Let’s try the same census data we examined for de-identification. This dataset contains more than 32,000 rows, so it should be easier to achieve \(k\)-Anonymity.

We’ll consider the ZIP code, age, and educational achievement of each individual to be the quasi-identifiers. We’ll project just those columns, and try to achieve \(k\)-Anonymity for \(k=2\). The data is already \(k\)-Anonymous for \(k=1\).

Notice that we take just the first 100 rows from the dataset for this check - try running isKAnonymized on a larger subset of the data, and you’ll find that it takes a very long time (for example, running the \(k=1\) check on 5000 rows takes about 20 seconds on my laptop). For \(k=2\), our algorithm finds a failing row quickly and finishes fast.

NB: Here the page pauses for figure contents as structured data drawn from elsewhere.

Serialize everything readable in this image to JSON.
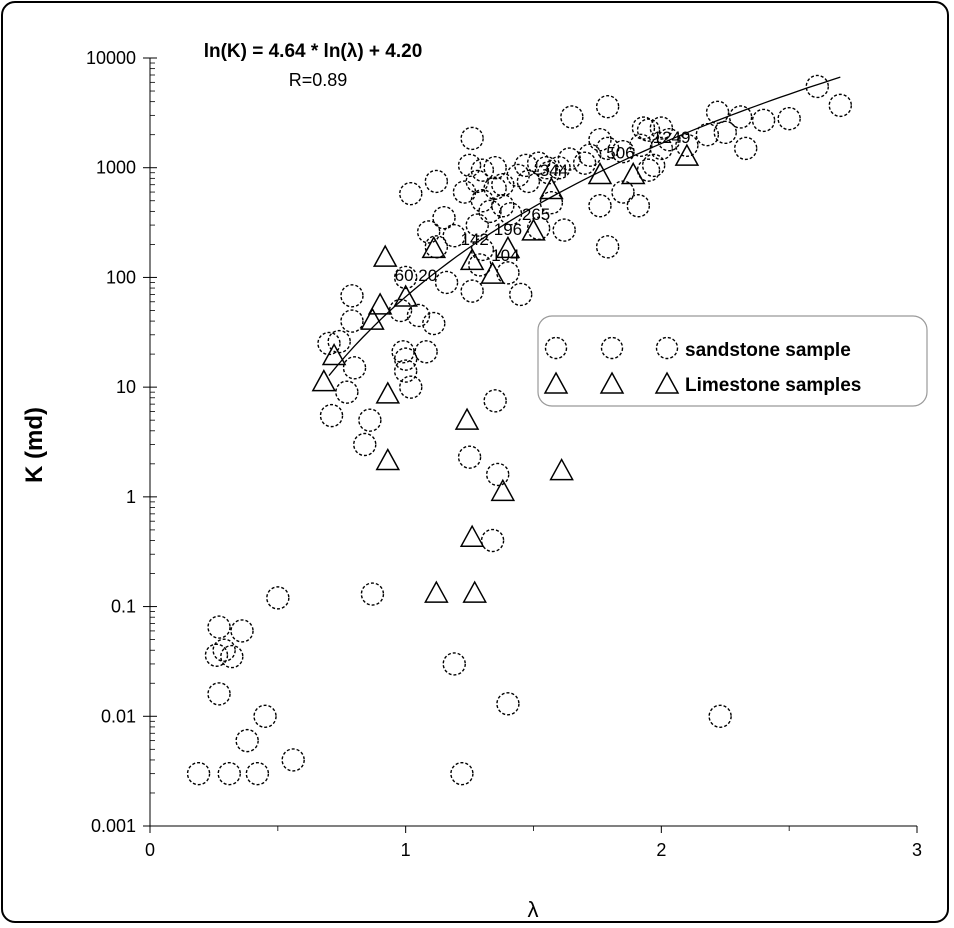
{
  "chart_data": {
    "type": "scatter",
    "title": "",
    "xlabel": "λ",
    "ylabel": "K (md)",
    "xlim": [
      0,
      3
    ],
    "ylim": [
      0.001,
      10000
    ],
    "yscale": "log",
    "grid": false,
    "legend_position": "right",
    "x_ticks": [
      "0",
      "1",
      "2",
      "3"
    ],
    "y_ticks": [
      "0.001",
      "0.01",
      "0.1",
      "1",
      "10",
      "100",
      "1000",
      "10000"
    ],
    "equation": "ln(K) = 4.64 * ln(λ) + 4.20",
    "r_value": "R=0.89",
    "fit_line": {
      "slope": 4.64,
      "intercept": 4.2,
      "x_range": [
        0.7,
        2.7
      ]
    },
    "series": [
      {
        "name": "sandstone sample",
        "marker": "circle",
        "legend_label": "sandstone sample",
        "points": [
          [
            0.19,
            0.003
          ],
          [
            0.31,
            0.003
          ],
          [
            0.42,
            0.003
          ],
          [
            0.56,
            0.004
          ],
          [
            0.38,
            0.006
          ],
          [
            0.45,
            0.01
          ],
          [
            0.27,
            0.016
          ],
          [
            0.26,
            0.036
          ],
          [
            0.29,
            0.04
          ],
          [
            0.32,
            0.035
          ],
          [
            0.27,
            0.065
          ],
          [
            0.36,
            0.06
          ],
          [
            0.5,
            0.12
          ],
          [
            0.87,
            0.13
          ],
          [
            1.19,
            0.03
          ],
          [
            1.22,
            0.003
          ],
          [
            1.4,
            0.013
          ],
          [
            2.23,
            0.01
          ],
          [
            1.34,
            0.4
          ],
          [
            1.36,
            1.6
          ],
          [
            1.25,
            2.3
          ],
          [
            1.35,
            7.5
          ],
          [
            0.84,
            3.0
          ],
          [
            0.86,
            5.0
          ],
          [
            0.71,
            5.5
          ],
          [
            0.77,
            9.0
          ],
          [
            1.02,
            10.0
          ],
          [
            1.0,
            14.0
          ],
          [
            1.0,
            18.0
          ],
          [
            0.99,
            21.0
          ],
          [
            1.08,
            21.0
          ],
          [
            0.8,
            15.0
          ],
          [
            0.7,
            25.0
          ],
          [
            0.74,
            26.0
          ],
          [
            0.79,
            40.0
          ],
          [
            0.79,
            68.0
          ],
          [
            0.98,
            50.0
          ],
          [
            1.05,
            45.0
          ],
          [
            1.11,
            38.0
          ],
          [
            1.16,
            90.0
          ],
          [
            1.0,
            100.0
          ],
          [
            1.26,
            75.0
          ],
          [
            1.29,
            130.0
          ],
          [
            1.3,
            180.0
          ],
          [
            1.4,
            110.0
          ],
          [
            1.45,
            70.0
          ],
          [
            1.12,
            190.0
          ],
          [
            1.09,
            260.0
          ],
          [
            1.15,
            350.0
          ],
          [
            1.19,
            240.0
          ],
          [
            1.28,
            300.0
          ],
          [
            1.33,
            400.0
          ],
          [
            1.38,
            450.0
          ],
          [
            1.41,
            380.0
          ],
          [
            1.3,
            500.0
          ],
          [
            1.35,
            650.0
          ],
          [
            1.23,
            600.0
          ],
          [
            1.02,
            580.0
          ],
          [
            1.12,
            750.0
          ],
          [
            1.28,
            750.0
          ],
          [
            1.38,
            700.0
          ],
          [
            1.44,
            850.0
          ],
          [
            1.3,
            950.0
          ],
          [
            1.35,
            1000.0
          ],
          [
            1.25,
            1050.0
          ],
          [
            1.47,
            1050.0
          ],
          [
            1.52,
            1100.0
          ],
          [
            1.56,
            900.0
          ],
          [
            1.6,
            1000.0
          ],
          [
            1.62,
            270.0
          ],
          [
            1.57,
            480.0
          ],
          [
            1.52,
            280.0
          ],
          [
            1.76,
            450.0
          ],
          [
            1.79,
            190.0
          ],
          [
            1.85,
            600.0
          ],
          [
            1.91,
            450.0
          ],
          [
            1.95,
            950.0
          ],
          [
            1.7,
            1100.0
          ],
          [
            1.64,
            1200.0
          ],
          [
            1.72,
            1300.0
          ],
          [
            1.79,
            1500.0
          ],
          [
            1.85,
            1400.0
          ],
          [
            1.92,
            1600.0
          ],
          [
            1.97,
            1050.0
          ],
          [
            2.0,
            1500.0
          ],
          [
            2.03,
            1800.0
          ],
          [
            2.1,
            1600.0
          ],
          [
            2.18,
            2000.0
          ],
          [
            2.25,
            2100.0
          ],
          [
            2.33,
            1500.0
          ],
          [
            2.4,
            2700.0
          ],
          [
            2.31,
            2900.0
          ],
          [
            2.5,
            2800.0
          ],
          [
            2.61,
            5500.0
          ],
          [
            2.7,
            3700.0
          ],
          [
            2.22,
            3200.0
          ],
          [
            1.93,
            2300.0
          ],
          [
            1.95,
            2200.0
          ],
          [
            2.0,
            2300.0
          ],
          [
            1.76,
            1800.0
          ],
          [
            1.79,
            3600.0
          ],
          [
            1.65,
            2900.0
          ],
          [
            1.26,
            1850.0
          ],
          [
            1.55,
            1000.0
          ],
          [
            1.48,
            750.0
          ]
        ]
      },
      {
        "name": "Limestone samples",
        "marker": "triangle",
        "legend_label": "Limestone samples",
        "points": [
          [
            0.68,
            11.0
          ],
          [
            0.72,
            19.0
          ],
          [
            0.87,
            40.0
          ],
          [
            0.9,
            55.0
          ],
          [
            0.92,
            150.0
          ],
          [
            1.0,
            65.0
          ],
          [
            1.11,
            180.0
          ],
          [
            1.26,
            140.0
          ],
          [
            1.34,
            105.0
          ],
          [
            1.4,
            180.0
          ],
          [
            1.5,
            260.0
          ],
          [
            1.57,
            620.0
          ],
          [
            1.76,
            850.0
          ],
          [
            1.89,
            850.0
          ],
          [
            2.1,
            1250.0
          ],
          [
            0.93,
            8.5
          ],
          [
            0.93,
            2.1
          ],
          [
            1.24,
            4.9
          ],
          [
            1.38,
            1.1
          ],
          [
            1.61,
            1.7
          ],
          [
            1.26,
            0.42
          ],
          [
            1.12,
            0.13
          ],
          [
            1.27,
            0.13
          ]
        ]
      }
    ],
    "data_labels": [
      {
        "text": "60.20",
        "x": 1.04,
        "y": 105
      },
      {
        "text": "1249",
        "x": 2.04,
        "y": 1900
      },
      {
        "text": "506",
        "x": 1.84,
        "y": 1380
      },
      {
        "text": "344",
        "x": 1.58,
        "y": 950
      },
      {
        "text": "265",
        "x": 1.51,
        "y": 380
      },
      {
        "text": "196",
        "x": 1.4,
        "y": 275
      },
      {
        "text": "142",
        "x": 1.27,
        "y": 225
      },
      {
        "text": "104",
        "x": 1.39,
        "y": 160
      }
    ]
  }
}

df = adult_data[['Age', 'Education-Num']]
df.columns = ['age', 'edu']
isKAnonymized(df.head(100), 1)
True
isKAnonymized(df.head(100), 2)
False

Now, we’ll try to generalize to achieve \(k\)-Anonymity for \(k=2\). We’ll start with generalizing both age and educational attainment to the nearest 10.

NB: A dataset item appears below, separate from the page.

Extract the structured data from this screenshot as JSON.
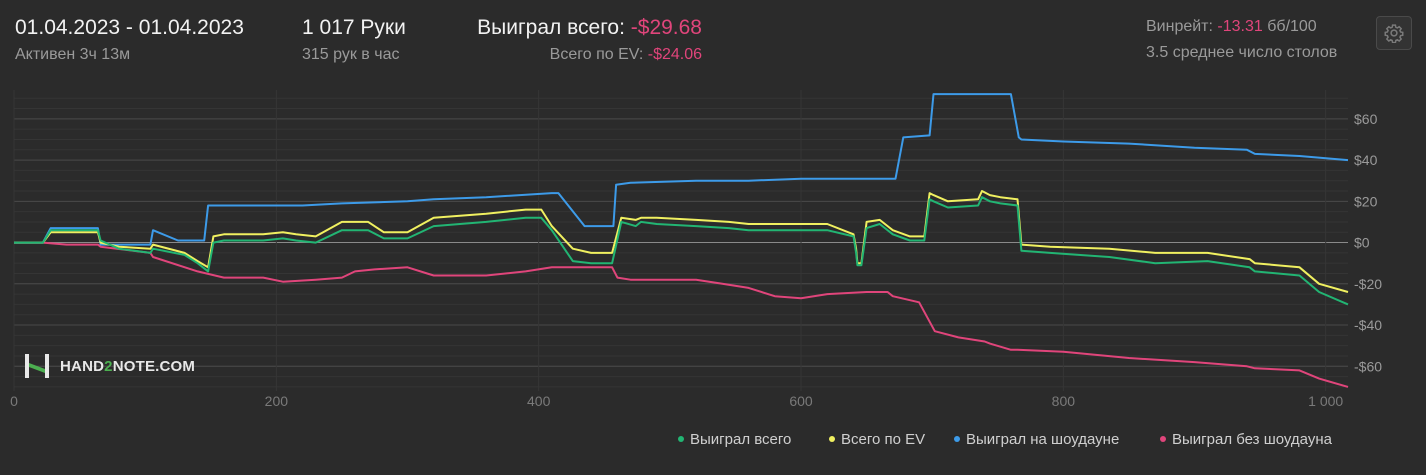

# outliers are a real problem!
depths = {
    'age': 1,
    'edu': 1
}
df2 = generalize(df.head(1000), depths)
isKAnonymized(df2, 2)
False

The generalized result still does not satisfy \(k\)-Anonymity for \(k=2\)! In fact, we can perform this generalization on all 32,000 rows and still fail to satisfy \(k\)-Anonymity for \(k=2\) - so adding more data does not necessarily help as much as we expected.

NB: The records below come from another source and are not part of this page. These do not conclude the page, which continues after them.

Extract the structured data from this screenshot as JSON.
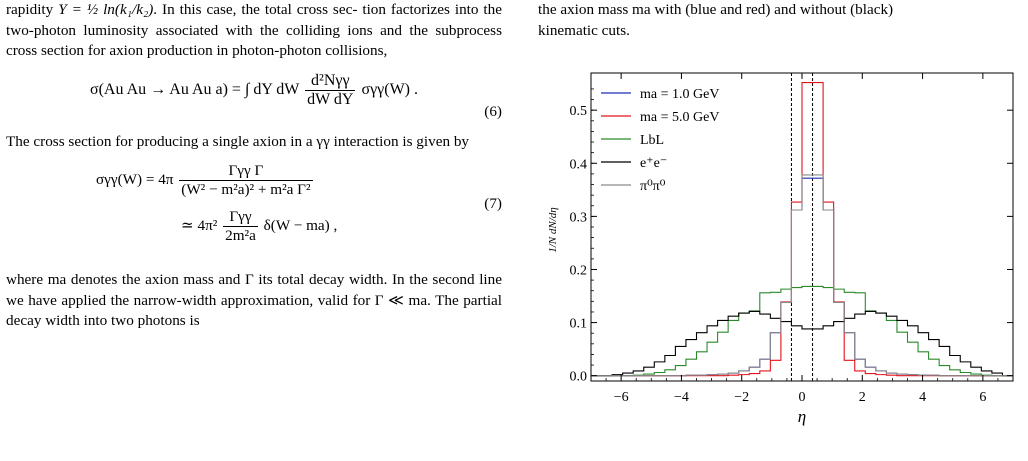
{
  "left_text": {
    "line1_a": "rapidity ",
    "line1_b": ". In this case, the total cross sec-",
    "rapidity_expr": "Y = ½ ln(k₁/k₂)",
    "para1_rest": "tion factorizes into the two-photon luminosity associated with the colliding ions and the subprocess cross section for axion production in photon-photon collisions,",
    "eq6_lhs": "σ(Au Au → Au Au a) = ∫ dY dW",
    "eq6_num": "d²Nγγ",
    "eq6_den": "dW dY",
    "eq6_rhs": "σγγ(W) .",
    "eq6_number": "(6)",
    "para2": "The cross section for producing a single axion in a γγ interaction is given by",
    "eq7a_lhs": "σγγ(W) = 4π",
    "eq7a_num": "Γγγ Γ",
    "eq7a_den": "(W² − m²a)² + m²a Γ²",
    "eq7b_lhs": "≃ 4π²",
    "eq7b_num": "Γγγ",
    "eq7b_den": "2m²a",
    "eq7b_rhs": "δ(W − ma) ,",
    "eq7_number": "(7)",
    "para3": "where ma denotes the axion mass and Γ its total decay width. In the second line we have applied the narrow-width approximation, valid for Γ ≪ ma. The partial decay width into two photons is"
  },
  "right_text": {
    "caption_line1": "the axion mass ma with (blue and red) and without (black)",
    "caption_line2": "kinematic cuts."
  },
  "chart_data": {
    "type": "line",
    "xlabel": "η",
    "ylabel": "1/N dN/dη",
    "xlim": [
      -7,
      7
    ],
    "ylim": [
      -0.01,
      0.57
    ],
    "x_ticks": [
      -6,
      -4,
      -2,
      0,
      2,
      4,
      6
    ],
    "x_tick_labels": [
      "−6",
      "−4",
      "−2",
      "0",
      "2",
      "4",
      "6"
    ],
    "y_ticks": [
      0.0,
      0.1,
      0.2,
      0.3,
      0.4,
      0.5
    ],
    "y_tick_labels": [
      "0.0",
      "0.1",
      "0.2",
      "0.3",
      "0.4",
      "0.5"
    ],
    "cut_lines": [
      -0.35,
      0.35
    ],
    "legend_position": "top-left",
    "bin_edges": [
      -6.65,
      -6.3,
      -5.95,
      -5.6,
      -5.25,
      -4.9,
      -4.55,
      -4.2,
      -3.85,
      -3.5,
      -3.15,
      -2.8,
      -2.45,
      -2.1,
      -1.75,
      -1.4,
      -1.05,
      -0.7,
      -0.35,
      0.0,
      0.35,
      0.7,
      1.05,
      1.4,
      1.75,
      2.1,
      2.45,
      2.8,
      3.15,
      3.5,
      3.85,
      4.2,
      4.55,
      4.9,
      5.25,
      5.6,
      5.95,
      6.3,
      6.65
    ],
    "series": [
      {
        "name": "ma = 1.0 GeV",
        "color": "#1f2fb4",
        "values": [
          0,
          0,
          0,
          0,
          0,
          0,
          0,
          0,
          0.001,
          0.001,
          0.002,
          0.003,
          0.005,
          0.009,
          0.016,
          0.031,
          0.081,
          0.138,
          0.312,
          0.372,
          0.372,
          0.312,
          0.138,
          0.081,
          0.031,
          0.016,
          0.009,
          0.005,
          0.003,
          0.002,
          0.001,
          0.001,
          0,
          0,
          0,
          0,
          0,
          0
        ]
      },
      {
        "name": "ma = 5.0 GeV",
        "color": "#e3141b",
        "values": [
          0,
          0,
          0,
          0,
          0,
          0,
          0,
          0,
          0,
          0,
          0,
          0,
          0.001,
          0.002,
          0.004,
          0.009,
          0.029,
          0.139,
          0.327,
          0.552,
          0.552,
          0.327,
          0.139,
          0.029,
          0.009,
          0.004,
          0.002,
          0.001,
          0,
          0,
          0,
          0,
          0,
          0,
          0,
          0,
          0,
          0
        ]
      },
      {
        "name": "LbL",
        "color": "#2a8a2a",
        "values": [
          0,
          0,
          0,
          0.001,
          0.003,
          0.006,
          0.011,
          0.019,
          0.031,
          0.045,
          0.063,
          0.082,
          0.104,
          0.118,
          0.122,
          0.156,
          0.157,
          0.163,
          0.166,
          0.168,
          0.168,
          0.166,
          0.163,
          0.157,
          0.156,
          0.122,
          0.118,
          0.104,
          0.082,
          0.063,
          0.045,
          0.031,
          0.019,
          0.011,
          0.006,
          0.003,
          0.001,
          0
        ]
      },
      {
        "name": "e⁺e⁻",
        "color": "#000000",
        "values": [
          0,
          0.002,
          0.005,
          0.009,
          0.016,
          0.026,
          0.038,
          0.055,
          0.068,
          0.081,
          0.094,
          0.104,
          0.112,
          0.118,
          0.121,
          0.116,
          0.108,
          0.102,
          0.094,
          0.088,
          0.088,
          0.094,
          0.102,
          0.108,
          0.116,
          0.121,
          0.118,
          0.112,
          0.104,
          0.094,
          0.081,
          0.068,
          0.055,
          0.038,
          0.026,
          0.016,
          0.009,
          0.005
        ]
      },
      {
        "name": "π⁰π⁰",
        "color": "#8a8a8a",
        "values": [
          0,
          0,
          0,
          0,
          0,
          0,
          0,
          0,
          0.001,
          0.001,
          0.002,
          0.003,
          0.005,
          0.009,
          0.016,
          0.031,
          0.081,
          0.138,
          0.312,
          0.378,
          0.378,
          0.312,
          0.138,
          0.081,
          0.031,
          0.016,
          0.009,
          0.005,
          0.003,
          0.002,
          0.001,
          0.001,
          0,
          0,
          0,
          0,
          0,
          0
        ]
      }
    ]
  }
}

The reason is that the dataset contains outliers - individuals who are very different from the rest of the population. These individuals do not fit easily into any group, even after generalization. Even considering only ages, we can see that adding more data is not likely to help, since very low and very high ages are poorly represented in the dataset.

df2['age'].hist();
../_images/ch2_29_0.png

Achieving the optimal generalization for \(k\)-Anonymity is very challenging in cases like this. Generalizing each row more would be overkill for the well-represented individuals with ages in the 20-40 range, and would hurt utility. However, more generalization is clearly needed for individuals at the upper and lower ends of the age range. This is the kind of challenge that occurs regularly in practice, and is difficult to solve automatically. In fact, optimal generalization for \(k\)-Anonymity has been shown to be NP-hard.

Challenge

Outliers make achieving \(k\)-Anonymity very challenging, even for large datasets. Optimal generalization for \(k\)-Anonymity is NP-hard.

Removing Outliers

One solution to this problem is simply to clip the age of each individual in the dataset to lie within a specific range, eliminating outliers entirely. This can also hurt utility, since it replaces real ages with fake ones, but it can be better than generalizing each row more. We can use Numpy’s clip method to perform this clipping. We clip ages to be 60 or below, and leave educational levels alone (by clipping them to a very large value).

# clipping away outliers
depths = {
    'age': 1,
    'edu': 1
}
dfp = df.clip(upper=np.array([60, 10000000000000]), axis='columns')
df2 = generalize(dfp.head(500), depths)
isKAnonymized(df2, 7)
True

Now, the generalized dataset satisfies \(k\)-Anonymity for \(k=7\)! In other words, our level of generalization was appropriate, but outliers prevented us from achieving \(k\)-Anonymity before, even for \(k=2\).

Summary

  • \(k\)-Anonymity is a property of data, which ensures that each individual “blends in” with a group of at least \(k\) individuals.

  • \(k\)-Anonymity is computationally expensive even to check: the naive algorithm is \(O(n^2)\), and faster algorithms take considerable space.

  • \(k\)-Anonymity can be achieved by modifying a dataset by generalizing it, so that particular values become more common and groups are easier to form.

  • Optimal generalization is extremely difficult, and outliers can make it even more challenging. Solving this problem automatically is NP-hard.